‘The modern young man,’ said Aunt Dahlia, ‘is a congenital idiot and wants a nurse to lead him by the hand and some strong attendant to kick him regularly at intervals of a quarter of an hour.”
Looking forward to the second installment of “Upstairs Downstairs” this evening, and in anticipation of the coming season of “Downton Abbey,” I have discovered that there may well be an overlooked career path. It seems that the occupation of butler to a rich household might be well worth looking into. In our pseudo-egalitarian culture here in the United States, personal or household servants such as maids, valets, and butlers have been frowned on as demeaning to those who serve. Many years ago, when I was in the private security business, one of my customers, who actually a kitchenette in their master bedroom suite for the practical reason that you almost had to pack a lunch to journey to the main kitchen had a “house manager” with whom I usually dealt. They also had a cook and a full-time maid and cleaning woman. The house manager made it clear that he was not a “butler” on at least one occasion, but he functioned as one, at least to my understanding.
I have to confess that from time to time I have fantasized having a valet (actually pronounced with the “t” not “val-ay”), but never to be one. I suppose valets or any kind of personal servant can be useful. Especially for the idle rich who lack practical skills. Martha is a fan of P. G. Wodehouse, who created the characters Bertie Wooster, the upper-class dingbat and member of the Drones Club, and Jeeves, his wise and competent valet, for a series of short stories. The situations always vary but boil down to Wooster getting into an impossible situation as only the idle rich can, and Jeeves getting him out of the predicament in a clever way. I have to admit that the legal profession often comes very close to extracting errant bumblers from their predicaments, or at least mitigating the results of their folly.

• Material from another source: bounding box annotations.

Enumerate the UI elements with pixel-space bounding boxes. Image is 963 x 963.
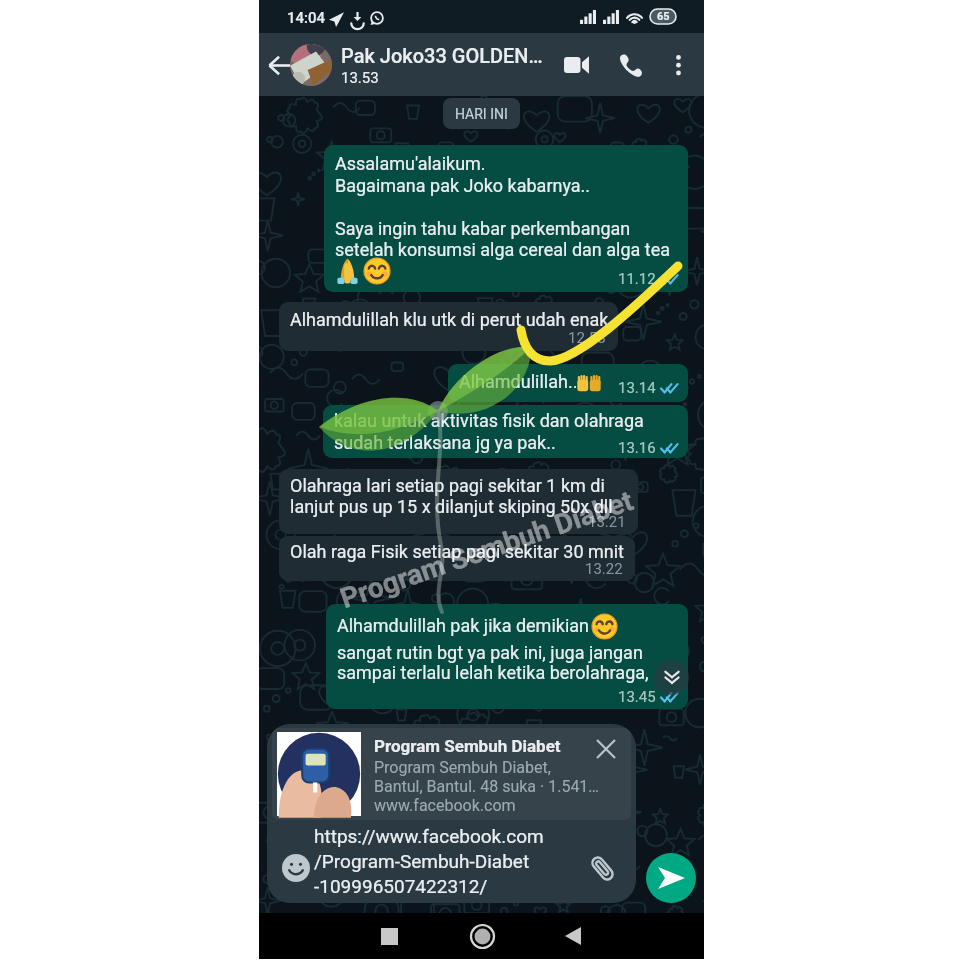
staticText: Olah raga Fisik setiap pagi sekitar 30 m… — [290, 541, 624, 562]
staticText: Assalamu'alaikum. — [335, 153, 486, 174]
button[interactable]: Profile photo — [290, 44, 332, 86]
staticText: /Program-Sembuh-Diabet — [314, 850, 530, 872]
button[interactable]: Attach — [580, 846, 624, 890]
staticText: kalau untuk aktivitas fisik dan olahraga — [334, 410, 644, 431]
button[interactable]: kalau untuk aktivitas fisik dan olahraga — [323, 405, 688, 458]
staticText: 13.21 — [588, 513, 626, 531]
staticText: Saya ingin tahu kabar perkembangan — [335, 218, 631, 239]
staticText: setelah konsumsi alga cereal dan alga te… — [335, 239, 670, 260]
staticText: Alhamdulillah pak jika demikian — [337, 615, 589, 636]
button[interactable]: Voice call — [610, 45, 650, 85]
staticText: 65 — [657, 10, 670, 23]
button[interactable]: Remove preview — [589, 732, 623, 766]
button[interactable]: Alhamdulillah klu utk di perut udah enak — [279, 302, 618, 351]
button[interactable]: Back — [262, 42, 296, 88]
staticText: sudah terlaksana jg ya pak.. — [334, 432, 556, 453]
staticText: 11.12 — [618, 270, 656, 288]
staticText: 12.58 — [568, 329, 606, 347]
button[interactable]: Olah raga Fisik setiap pagi sekitar 30 m… — [279, 536, 635, 581]
button[interactable]: Send — [646, 853, 696, 903]
button[interactable]: Home — [458, 913, 506, 959]
button[interactable]: Scroll to bottom — [654, 660, 689, 695]
staticText: Alhamdulillah klu utk di perut udah enak — [290, 309, 609, 330]
staticText: Program Sembuh Diabet — [374, 736, 561, 756]
staticText: Bantul, Bantul. 48 suka · 1.541… — [374, 777, 600, 796]
staticText: HARI INI — [455, 106, 508, 122]
staticText: 13.45 — [618, 688, 656, 706]
button[interactable]: Back — [549, 913, 597, 959]
button[interactable]: HARI INI — [443, 98, 520, 129]
staticText: Bagaimana pak Joko kabarnya.. — [335, 175, 591, 196]
button[interactable]: Olahraga lari setiap pagi sekitar 1 km d… — [279, 469, 638, 534]
button[interactable]: Video call — [556, 45, 596, 85]
staticText: sangat rutin bgt ya pak ini, juga jangan — [337, 642, 643, 663]
staticText: lanjut pus up 15 x dilanjut skiping 50x … — [290, 496, 613, 517]
button[interactable]: Alhamdulillah pak jika demikian — [326, 604, 688, 709]
staticText: www.facebook.com — [374, 796, 516, 815]
staticText: Program Sembuh Diabet, — [374, 758, 551, 777]
staticText: Pak Joko33 GOLDEN… — [341, 44, 543, 67]
staticText: sampai terlalu lelah ketika berolahraga, — [337, 662, 649, 683]
button[interactable]: Assalamu'alaikum. — [324, 145, 688, 292]
button[interactable]: Program Sembuh Diabet — [272, 728, 631, 820]
staticText: Olahraga lari setiap pagi sekitar 1 km d… — [290, 475, 605, 496]
button[interactable]: More options — [660, 46, 696, 84]
staticText: 13.16 — [618, 439, 656, 457]
staticText: -109996507422312/ — [314, 875, 488, 897]
button[interactable]: Recent apps — [365, 913, 413, 959]
staticText: Program Sembuh Diabet — [336, 484, 638, 615]
staticText: 13.53 — [341, 69, 379, 87]
button[interactable]: Emoji — [274, 846, 318, 890]
button[interactable]: Pak Joko33 GOLDEN… — [341, 44, 561, 86]
staticText: Alhamdulillah.. — [459, 371, 578, 392]
staticText: 13.14 — [618, 379, 656, 397]
button[interactable]: Alhamdulillah.. — [448, 364, 688, 402]
staticText: 14:04 — [287, 9, 326, 27]
staticText: https://www.facebook.com — [314, 825, 544, 847]
staticText: 13.22 — [585, 560, 623, 578]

So, if I ever wanted to become a butler as yet another career, I am in luck. In London, there is the Bespoke Bureau, an agency that places personal servants. So far this year, according to The Economist, it has placed 345 butlers – twice as many as in all of 2011. One Anthony Seddon-Holland runs the Guild of British Butlers which has a five week training course. Rick Fink of the Butler-Valet School in Oxfordshire has a four week course that costs £8,000. Sounds like a lot until you realize that a world class butler, according to Mr. Seddon-Holland, can make $240,000 per year. Demeaning, indeed!
Seddon-Holland is considering bringing his enterprise to the United States. If his does, there might be a revival of the personal service industry here. Perhaps only few can afford to hire a full time butler or valet, but I notice that many seem to afford once in a while maid and housecleaning people, and hardly anyone in my neighborhood mows and rakes their own lawn (we do our own, mainly because Martha (a.k.a. Ms. Spock) doesn’t trust anyone else to do it right).
Anyone looking to set up something like this? I know someone who can set up the business entity.